American Gods' Neil Gaiman pens letter on season 3's relevancy: 'America must be for everyone'
The "Godsfather" of the show (author of the original novel and executive producer on the series adaptation) penned a letter that touches on the newfound relevancy of the story in the current climate.
"When we embarked upon making season 3 of American Gods, we had no idea how timely it would turn out to be," Gaiman writes. "We knew we wanted to return to what people loved and responded to in the book: that it was time for Shadow to go to the little town of Lakeside and try to lose himself in normality. And at the same time, in season 3, we wanted to focus on the characters and their journeys. To show Shadow forging a path guided by the Gods of his ancestors, becoming more himself while deciding who he is and what side he's on — humanity's or that of the Gods."

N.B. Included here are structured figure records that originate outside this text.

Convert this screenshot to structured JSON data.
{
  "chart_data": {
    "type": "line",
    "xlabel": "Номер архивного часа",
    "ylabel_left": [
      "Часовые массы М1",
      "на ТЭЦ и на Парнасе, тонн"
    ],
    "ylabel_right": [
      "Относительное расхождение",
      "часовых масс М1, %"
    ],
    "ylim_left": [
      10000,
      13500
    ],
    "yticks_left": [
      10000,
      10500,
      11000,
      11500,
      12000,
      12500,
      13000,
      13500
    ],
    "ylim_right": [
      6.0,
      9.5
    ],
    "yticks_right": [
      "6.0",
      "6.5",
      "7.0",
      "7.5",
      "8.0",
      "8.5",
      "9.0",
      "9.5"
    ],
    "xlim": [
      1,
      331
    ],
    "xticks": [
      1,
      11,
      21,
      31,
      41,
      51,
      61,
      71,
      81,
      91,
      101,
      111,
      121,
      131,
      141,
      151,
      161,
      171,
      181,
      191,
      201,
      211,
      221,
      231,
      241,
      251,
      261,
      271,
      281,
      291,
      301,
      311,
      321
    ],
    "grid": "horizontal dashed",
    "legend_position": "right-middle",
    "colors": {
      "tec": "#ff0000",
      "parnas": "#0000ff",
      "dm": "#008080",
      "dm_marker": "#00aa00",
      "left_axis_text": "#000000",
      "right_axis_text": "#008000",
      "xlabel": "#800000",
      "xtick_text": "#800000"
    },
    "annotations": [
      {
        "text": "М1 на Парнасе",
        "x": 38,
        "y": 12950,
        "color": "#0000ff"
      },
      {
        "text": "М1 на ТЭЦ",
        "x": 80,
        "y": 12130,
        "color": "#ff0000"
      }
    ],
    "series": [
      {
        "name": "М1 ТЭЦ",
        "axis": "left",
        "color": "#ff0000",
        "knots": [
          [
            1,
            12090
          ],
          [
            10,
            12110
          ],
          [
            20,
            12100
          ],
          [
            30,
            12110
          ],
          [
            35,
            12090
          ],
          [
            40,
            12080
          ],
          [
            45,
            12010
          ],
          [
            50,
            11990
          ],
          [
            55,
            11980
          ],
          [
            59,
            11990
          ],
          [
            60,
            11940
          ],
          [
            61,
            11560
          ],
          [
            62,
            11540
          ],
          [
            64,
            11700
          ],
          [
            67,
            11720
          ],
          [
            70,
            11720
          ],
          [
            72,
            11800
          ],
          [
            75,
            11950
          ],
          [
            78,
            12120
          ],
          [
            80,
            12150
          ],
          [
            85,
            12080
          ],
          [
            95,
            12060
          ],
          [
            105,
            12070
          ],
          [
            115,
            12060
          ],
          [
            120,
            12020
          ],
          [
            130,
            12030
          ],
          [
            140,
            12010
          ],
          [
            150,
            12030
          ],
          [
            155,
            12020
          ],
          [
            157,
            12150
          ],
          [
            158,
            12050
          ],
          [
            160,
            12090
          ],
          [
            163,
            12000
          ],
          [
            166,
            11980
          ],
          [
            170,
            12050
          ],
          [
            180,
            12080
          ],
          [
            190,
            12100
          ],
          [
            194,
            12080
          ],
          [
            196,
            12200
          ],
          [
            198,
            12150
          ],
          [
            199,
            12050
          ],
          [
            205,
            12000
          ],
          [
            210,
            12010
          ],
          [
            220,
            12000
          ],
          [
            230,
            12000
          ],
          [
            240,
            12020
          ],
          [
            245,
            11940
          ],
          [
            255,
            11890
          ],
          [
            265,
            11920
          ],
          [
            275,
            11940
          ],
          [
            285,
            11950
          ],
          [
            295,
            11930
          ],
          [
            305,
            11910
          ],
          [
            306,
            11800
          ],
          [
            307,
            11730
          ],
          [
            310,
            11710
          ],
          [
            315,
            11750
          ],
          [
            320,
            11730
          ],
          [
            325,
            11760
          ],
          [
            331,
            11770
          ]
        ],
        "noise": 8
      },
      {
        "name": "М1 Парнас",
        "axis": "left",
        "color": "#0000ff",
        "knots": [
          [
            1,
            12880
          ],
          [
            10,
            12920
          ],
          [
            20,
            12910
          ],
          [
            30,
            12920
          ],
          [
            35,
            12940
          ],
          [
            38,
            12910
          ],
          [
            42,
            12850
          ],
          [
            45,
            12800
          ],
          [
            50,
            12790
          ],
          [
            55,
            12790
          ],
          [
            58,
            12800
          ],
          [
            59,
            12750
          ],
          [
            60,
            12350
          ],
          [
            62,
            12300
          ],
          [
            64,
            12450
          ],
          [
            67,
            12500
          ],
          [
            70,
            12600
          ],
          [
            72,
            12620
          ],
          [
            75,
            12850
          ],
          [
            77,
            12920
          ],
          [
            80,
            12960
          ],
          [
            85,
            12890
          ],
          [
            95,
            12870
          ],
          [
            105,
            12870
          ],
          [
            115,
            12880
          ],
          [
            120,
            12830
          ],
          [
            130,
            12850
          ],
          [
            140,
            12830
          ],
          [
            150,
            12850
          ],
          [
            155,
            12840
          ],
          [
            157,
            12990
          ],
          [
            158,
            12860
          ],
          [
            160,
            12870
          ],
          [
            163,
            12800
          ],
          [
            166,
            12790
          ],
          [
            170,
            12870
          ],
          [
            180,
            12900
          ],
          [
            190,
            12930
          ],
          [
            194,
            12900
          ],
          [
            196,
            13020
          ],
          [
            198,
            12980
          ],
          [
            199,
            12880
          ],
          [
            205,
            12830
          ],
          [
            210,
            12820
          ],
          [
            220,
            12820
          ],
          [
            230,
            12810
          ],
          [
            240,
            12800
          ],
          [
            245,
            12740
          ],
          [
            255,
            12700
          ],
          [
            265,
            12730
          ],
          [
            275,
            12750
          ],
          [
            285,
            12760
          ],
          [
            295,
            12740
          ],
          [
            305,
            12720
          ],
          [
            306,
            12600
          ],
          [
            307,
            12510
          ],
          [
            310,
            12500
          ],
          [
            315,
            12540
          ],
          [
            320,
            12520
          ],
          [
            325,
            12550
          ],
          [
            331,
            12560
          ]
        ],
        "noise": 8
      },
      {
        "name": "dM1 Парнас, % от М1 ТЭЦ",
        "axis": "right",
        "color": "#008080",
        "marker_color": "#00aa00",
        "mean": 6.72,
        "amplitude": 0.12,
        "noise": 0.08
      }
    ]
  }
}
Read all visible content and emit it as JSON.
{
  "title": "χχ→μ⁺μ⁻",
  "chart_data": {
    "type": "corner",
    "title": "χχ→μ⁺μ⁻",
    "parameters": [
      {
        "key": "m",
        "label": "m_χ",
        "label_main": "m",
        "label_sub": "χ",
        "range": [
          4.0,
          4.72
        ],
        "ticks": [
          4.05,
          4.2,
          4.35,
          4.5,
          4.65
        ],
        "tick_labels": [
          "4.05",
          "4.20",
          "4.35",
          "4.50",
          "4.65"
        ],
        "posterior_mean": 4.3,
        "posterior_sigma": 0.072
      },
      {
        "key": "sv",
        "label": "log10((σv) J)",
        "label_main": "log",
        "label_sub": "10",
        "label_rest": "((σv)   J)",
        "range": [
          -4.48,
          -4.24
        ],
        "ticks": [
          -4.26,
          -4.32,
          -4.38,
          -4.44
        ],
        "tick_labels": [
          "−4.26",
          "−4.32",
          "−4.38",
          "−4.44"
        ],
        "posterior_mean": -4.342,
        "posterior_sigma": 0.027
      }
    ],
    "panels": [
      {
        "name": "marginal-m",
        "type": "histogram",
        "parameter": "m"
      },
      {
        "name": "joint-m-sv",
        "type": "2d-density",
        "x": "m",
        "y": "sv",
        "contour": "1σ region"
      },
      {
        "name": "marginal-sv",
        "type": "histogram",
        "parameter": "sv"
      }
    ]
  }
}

Gaimain continues, "We knew also that we wanted to continue to root the show in the landscapes of America. To explore what 'America' means to its people and to talk about immigrants — about the very different people who came to this remarkable land and brought their gods with them. The new gods of phone and app and glitter demand our attention and our love, and the old gods want to mean something again. America must be for all of us, and American Gods must reflect that. This season truly feels as if it does. It's full of drama and emotion, the very real and the utterly strange, and it features some of the finest performances the show has yet seen. It brings back favorite characters, some in remarkable new ways, and we will encounter people and gods we've never met before. I'm proud of our brilliant cast — of Ricky and Emily, of Yetide and Ian, Bruce, Demore, Omid and all the rest — and of what the writers have done to bring the story back on track."
Concluding the letter, Gaiman writes, "The struggles of the gods and the people in season 3 of American Gods are the struggles of America. We didn't think it would prove as timely when we plotted it, nor did I think the novel would still be relevant when I wrote it over 20 years ago. But I'm glad it's happening now, in a year when it feels as though diverse stories are being heard, and honored, and allowed to change the future."
American Gods season 3 will arrive this Jan. 10 on Starz at a time that is not just poignant because of Hollywood's current reckoning with past portrayals of Black people and other minorities, but also in light of the show's own drama.
Former cast member and writer Orlando Jones spoke out on social media in December, saying he was fired from the series because new showrunner Robert Eglee said his character, the African trickster god Anansi, sent "the wrong message for Black America" with his "get s--- done" attitude. A spokesperson for the show said Jones' option was not picked up because Anansi doesn't factor into the Lakeside storyline from the book. In a separate interview with EW, Jones called that assertion "ridiculous on its face" because he "didn't have a writing option" but was one of the people "who laid out the direction for season 3 at the end of season 2."
Jones isn't the only one not returning for season 3. Mousa Kraish, who plays the Jinn, is also sitting this one out. In terms of the story, Shadow Moon (Ricky Whittle) is heading to the town of Lakeside, a location from the mid-section of Gaiman's book, after learning the truth about his godly lineage at the end of season 2. He will then encounter and be guided by the Orishas, the gods of his Black ancestors.
The premiere announcement also comes with a teaser image of the Lakeside Clunker Board from inside Hinzelmann's shop.
Among the newcomers are Ashley Reyes as Mr. Wednesday's techie new-hire Cordelia, Devery Jacobs as Sam Black Crow, Blythe Danner as Greek goddess of the harvest Demeter, Marilyn Manson as Viking death metal rocker Johan Wengren, Julia Sweeney as Shadow's Lakeside welcome wagon Hinzelmann, Iwan Rheon as leprechaun Liam Doyle, Denis O'Hare as Tyr, Lela Loren as Lakeside reporter Marguerite, Herizen Guardiola as Yoruban goddess of love Oshun, Wale as an Orisha named Chango, Eric Johnson as Lakeside Chief of Police Chad Mulligan, and Danny Trejo and Dominique Jackson as new forms of Mr. World.